– Кто такой Мишин?
Татьяна аж всхлипнула.
– Первый секретарь ЦК ВЛКСМ. М-да, товарищ Озеров, как тебя батя ещё не пристрелил? Ладно, идем.
В кабинете уже сидели все прочие лица, многие из которых столь одинаковы, что я даже не пытался их запомнить. Шаблон в голове порвался. В представлении было как: КПСС к тому времени как партийный бетон, даже не ячеистый, а строго монолит; в ВЛКСМ же много живого вайба, скрытого под маской серьезности. А что я вижу? Собрание нормисов. У некоторых пошла эволюция в скуфов.
Сейчас мой маяк, моя надежда, мой спаситель – это высокий и харизматичный Сергей. Вероятно, в этом мире мы бэстики, потому что слишком уж тепло он со мной разговаривает.
Я сел, поставил перед собой бумаги и, пытаясь не вызвать на себя внимание, читал строка за строкой. И так провел целый час, изредка кивая на совещании, как будто меня и правда всё это интересовало.
Текст в плане – абсолютная тошнота. Это же надо было так надушить? Нет, серьезно, я не придавал значению этому раньше, но что за потребительское отношение к нам? Трудовые подвиги. Ха. Это из стахановской эксплуататорщины?

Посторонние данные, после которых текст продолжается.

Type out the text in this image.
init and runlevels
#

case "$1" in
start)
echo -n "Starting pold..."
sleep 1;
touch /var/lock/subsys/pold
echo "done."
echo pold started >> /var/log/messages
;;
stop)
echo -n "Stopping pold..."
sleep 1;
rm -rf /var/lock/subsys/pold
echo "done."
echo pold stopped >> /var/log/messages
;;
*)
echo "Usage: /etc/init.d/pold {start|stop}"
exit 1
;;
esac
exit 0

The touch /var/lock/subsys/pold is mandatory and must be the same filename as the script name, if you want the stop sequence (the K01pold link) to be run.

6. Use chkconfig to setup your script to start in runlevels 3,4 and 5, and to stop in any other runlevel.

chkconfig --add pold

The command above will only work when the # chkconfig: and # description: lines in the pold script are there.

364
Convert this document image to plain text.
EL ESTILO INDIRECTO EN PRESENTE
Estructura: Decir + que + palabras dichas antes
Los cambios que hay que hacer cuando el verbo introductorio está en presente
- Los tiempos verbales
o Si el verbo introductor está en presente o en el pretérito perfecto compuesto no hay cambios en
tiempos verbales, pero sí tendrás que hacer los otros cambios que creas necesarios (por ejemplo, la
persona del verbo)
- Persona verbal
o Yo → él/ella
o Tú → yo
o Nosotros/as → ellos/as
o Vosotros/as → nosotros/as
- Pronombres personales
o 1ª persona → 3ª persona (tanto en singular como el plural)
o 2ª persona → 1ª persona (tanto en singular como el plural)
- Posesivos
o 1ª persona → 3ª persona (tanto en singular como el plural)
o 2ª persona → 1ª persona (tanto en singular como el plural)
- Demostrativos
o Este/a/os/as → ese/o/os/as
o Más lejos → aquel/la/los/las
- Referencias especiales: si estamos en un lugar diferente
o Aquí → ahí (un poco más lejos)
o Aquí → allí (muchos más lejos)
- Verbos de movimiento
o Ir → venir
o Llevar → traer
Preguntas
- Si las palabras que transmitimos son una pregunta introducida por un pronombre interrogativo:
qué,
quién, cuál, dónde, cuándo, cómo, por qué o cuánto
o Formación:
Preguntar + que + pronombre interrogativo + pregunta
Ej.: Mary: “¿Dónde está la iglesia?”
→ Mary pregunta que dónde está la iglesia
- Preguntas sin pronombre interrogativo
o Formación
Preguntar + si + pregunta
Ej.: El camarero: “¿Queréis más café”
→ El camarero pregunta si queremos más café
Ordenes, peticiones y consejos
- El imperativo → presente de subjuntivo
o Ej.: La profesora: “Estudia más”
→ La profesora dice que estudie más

Перечитывая раз за разом план, я чувствовал некоторое оживление в себе, даже потянулся за водой, выпил три стакана, чем несказанно порадовал улыбающегося Сергея, сидевшего напротив меня. Этот документ меня бесил, потому что чувствовалось, что в нем нет никакого интереса к народу.
– Андрей Иванович, вам слово.
Я поднял голову. Этот Мишин, который здешний босс, выжидательно смотрел на меня. Отлично. Теперь придется всерьез это всё читать?
– Эм, дорогие товарищи… У меня вот на руках перспективный план, который я хочу здесь зачитать.
Мишин нахмурился. У Сергея глаза горели весельем, он уже почти улыбался. Я прокашлялся, исправил осанку, заговорил:
– Советская молодежь – гордость нашей страны. Комсомольская школа готовит борцов за коммунизм, преисполненных великим делом, начатым товарищем Владимиром Ильичем Лениным. В своей речи товарищ Константин Устинович Черненко, Генеральный секретарь ЦК КПСС, призывал нас, молодых коммунистов, по-ленински жить, работать и бороться. В этом содержательно будет строиться наш план пропагандистской и агитационной работы…
Я читал, все слушали, а Мишин становился всё чернее и чернее. Когда мне удалось всё-таки завершить это трехстраничный гайд по убийству всего живого в голове, он встал, походил кругом и внезапно заявил, что план откровенно плох. Что в нём совершенно не упомянут вклад комсомольцев в БАМ, что все общесоюзные стройки потеряны из виду, что на кону сорокалетний юбилей Великой Отечественной, а в плане об этом оговорено на две-четыре строчки, что нужно усилить боевитость в задачах, и вообще – недостаточно проработан и просто сух.
“Это план-то сух? – пролетело у меня в голове. – Ну, теперь я начинаю потихоньку понимать, чем был застой”
– Разберитесь с планом, решите в самое ближайшее время, товарищ Озёров, – у босса всех комсомольцев стиль управления командой вызывал во мне рвотное чувство. – Совещание закончено.
– Ну, товарищ Озёров, не всё так плохо вышло, – сказал мне Сергей, заведя обратно в кабинет. – Вот, Татьяна, забирайте. Вернул под ваши рученьки. Ты, как поправишься, поедешь со мной в “Прагу”?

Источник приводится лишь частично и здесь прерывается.